From James Bond to Shakespeare it is undeniable that Dame Judi can portray just about any character that is thrown her way. She has been nominated for an Oscar seven times, winning in1998 for her portrayal of Queen Elizabeth I in Shakespeare in Love. But recently, at an online event the actress spoke about how a degenerative eye condition makes learning lines and performing increasingly difficult.
Speaking with Stephen Fry and Hayley Mills for the Vision Foundation – a London sight loss charity – Dame Judi admitted that she is struggling with age-related macular degeneration or AMD. This is a common condition that usually affects people in their 50s and 60s.
Instead of usual methods that actors use to learn scripts and prepare for their roles, Dame Judi has to rely on friends to repeat them as she cannot read the text. The actress said: ”I’ve had to find another way of learning lines and things, which is having great friends of mine repeat them to me over and over and over again.”
“So I have to learn through repetition, and I just hope that people won’t notice too much if all the lines are completely hopeless!”
In line with her wicked sense of humour she added: “I can easily go up and play a whole scene with somebody who is totally the wrong person.”
READ MORE: How to sleep: The ‘military method’
“During lockdown I made a film and I was up close addressing people wearing masks during rehearsals, nothing to do with any scene I’m in. It’s kind of exquisite if you can do that and that’s the good side of it, and you have to look at that side of it.”
The cause of Dame Judi’s sight loss seems to be genetic as she explains that her mother also had a similar condition. In fear that her own daughter Finty will be handed the same fate, she ensures that she has regular eye tests.
In addition to her sight, the star explained that she also struggles with hearing, making things even harder for herself in the acting world. “I can’t hear nor can I see them,” Dame Judi chuckled when asked how much she can still see fellow actors.
Although the dangers of total blindness are minimal in individuals who suffer from AMD, the NHS states that without treatment symptoms can get gradually worse over time. This can either take several years (dry AMD) or occur extremely quickly within a matter of weeks or months (wet AMD).
Symptoms of AMD
The condition can present itself in multiple different ways. Usually it affects the middle part of your vision, not the peripheral vision (edges). This is something that Dame Judi has also admitted.
The first sign of the condition is often a blurred or distorted area in your vision. This can occur in either one eye or both. As the condition worsens, some people experience a black mark or something in the middle of their vision, blocking most of what they are able to see.
Other possible symptoms according to the NHS include seeing straight lines as wavy or crooked, objects looking smaller than normal, colours seeming less bright and seeing things that aren’t there – hallucinations.
If you become worried about your eyesight it is important to book an appointment with an optician straight away. Sometimes signs of AMD can be found early before symptoms occur.
Opticians will often use a magnifying glass with a light to look at the back of your eyes and check your vision. They may also put drops in your eyes to make it easier for them to spot any potential problems.
As with most conditions, there are risk factors that can increase your chances of developing AMD. As is the case with Dame Judi, genetics can be one. In addition, obesity and cardiovascular disease are also known to increase your risk of AMD according to The Mayo Clinic. Therefore it is important to visit your optician the recommended amount of times a year which is twice.
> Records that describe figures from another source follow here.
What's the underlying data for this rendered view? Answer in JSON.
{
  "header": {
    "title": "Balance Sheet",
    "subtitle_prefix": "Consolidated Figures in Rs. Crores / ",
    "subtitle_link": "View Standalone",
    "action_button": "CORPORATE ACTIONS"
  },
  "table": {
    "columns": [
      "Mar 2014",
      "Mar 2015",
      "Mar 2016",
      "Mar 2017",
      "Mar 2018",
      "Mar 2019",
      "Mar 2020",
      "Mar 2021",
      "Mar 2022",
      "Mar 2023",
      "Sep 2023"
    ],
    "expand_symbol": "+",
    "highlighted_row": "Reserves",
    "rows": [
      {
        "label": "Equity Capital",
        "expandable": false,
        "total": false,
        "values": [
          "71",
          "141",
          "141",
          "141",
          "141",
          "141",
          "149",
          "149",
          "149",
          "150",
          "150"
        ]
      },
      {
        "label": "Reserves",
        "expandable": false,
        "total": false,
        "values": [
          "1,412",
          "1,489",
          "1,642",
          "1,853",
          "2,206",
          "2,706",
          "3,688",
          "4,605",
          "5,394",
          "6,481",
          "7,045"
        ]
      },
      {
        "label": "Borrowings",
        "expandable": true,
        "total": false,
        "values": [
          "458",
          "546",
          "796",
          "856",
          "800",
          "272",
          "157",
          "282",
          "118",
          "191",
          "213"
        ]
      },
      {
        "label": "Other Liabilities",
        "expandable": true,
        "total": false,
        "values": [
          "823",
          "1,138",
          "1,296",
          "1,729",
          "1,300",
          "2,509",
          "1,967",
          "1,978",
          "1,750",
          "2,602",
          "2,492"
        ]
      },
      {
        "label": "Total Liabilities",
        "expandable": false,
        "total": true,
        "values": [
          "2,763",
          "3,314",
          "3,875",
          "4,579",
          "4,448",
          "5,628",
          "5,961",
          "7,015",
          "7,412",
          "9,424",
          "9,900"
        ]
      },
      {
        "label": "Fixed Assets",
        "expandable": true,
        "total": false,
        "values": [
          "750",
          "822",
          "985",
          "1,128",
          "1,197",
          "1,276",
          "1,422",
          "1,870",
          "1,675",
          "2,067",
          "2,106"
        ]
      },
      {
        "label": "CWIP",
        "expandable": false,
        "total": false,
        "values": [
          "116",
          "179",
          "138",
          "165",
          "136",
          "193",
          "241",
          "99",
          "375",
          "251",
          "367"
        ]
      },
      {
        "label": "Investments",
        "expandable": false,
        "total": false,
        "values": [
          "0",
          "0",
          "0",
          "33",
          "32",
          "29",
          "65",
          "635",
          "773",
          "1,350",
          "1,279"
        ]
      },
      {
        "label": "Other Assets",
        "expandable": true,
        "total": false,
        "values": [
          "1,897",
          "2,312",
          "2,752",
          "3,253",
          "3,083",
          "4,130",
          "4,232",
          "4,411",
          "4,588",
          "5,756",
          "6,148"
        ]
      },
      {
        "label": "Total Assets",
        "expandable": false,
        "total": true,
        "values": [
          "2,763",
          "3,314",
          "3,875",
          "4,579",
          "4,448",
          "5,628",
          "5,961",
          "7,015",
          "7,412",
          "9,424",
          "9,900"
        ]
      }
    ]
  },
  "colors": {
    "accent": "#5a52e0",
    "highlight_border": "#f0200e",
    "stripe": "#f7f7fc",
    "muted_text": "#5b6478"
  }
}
Depending on the type of AMD the individual has – dry or wet – treatments may differ. For the most serious of the two types, which is wet AMD people may be offered frequent eye injections or therapy.
Eye injections, although graphic sounding, stop vision getting worse in nine out of 10 people and improves vision in three out of 10.This successful treatment involves injections directly into the eye usually every couple of months. Numbing drops are used before the treatment to avoid discomfort.
Therapies on the other hand can include photodynamic therapy (PDT). This is where a light is shined at the back of the eyes to destroy the abnormal blood vessels that are causing the condition. They can be used alongside eye injections and again the procedure is repeated every few months.
Research into new treatments for AMD is ongoing as none so far can cure the condition completely. For those living with AMD, using devices such as a magnifying glass, ensuring you have bright lighting in your home and downloading software and mobile apps onto tablets and mobile phones can all help you live with the condition.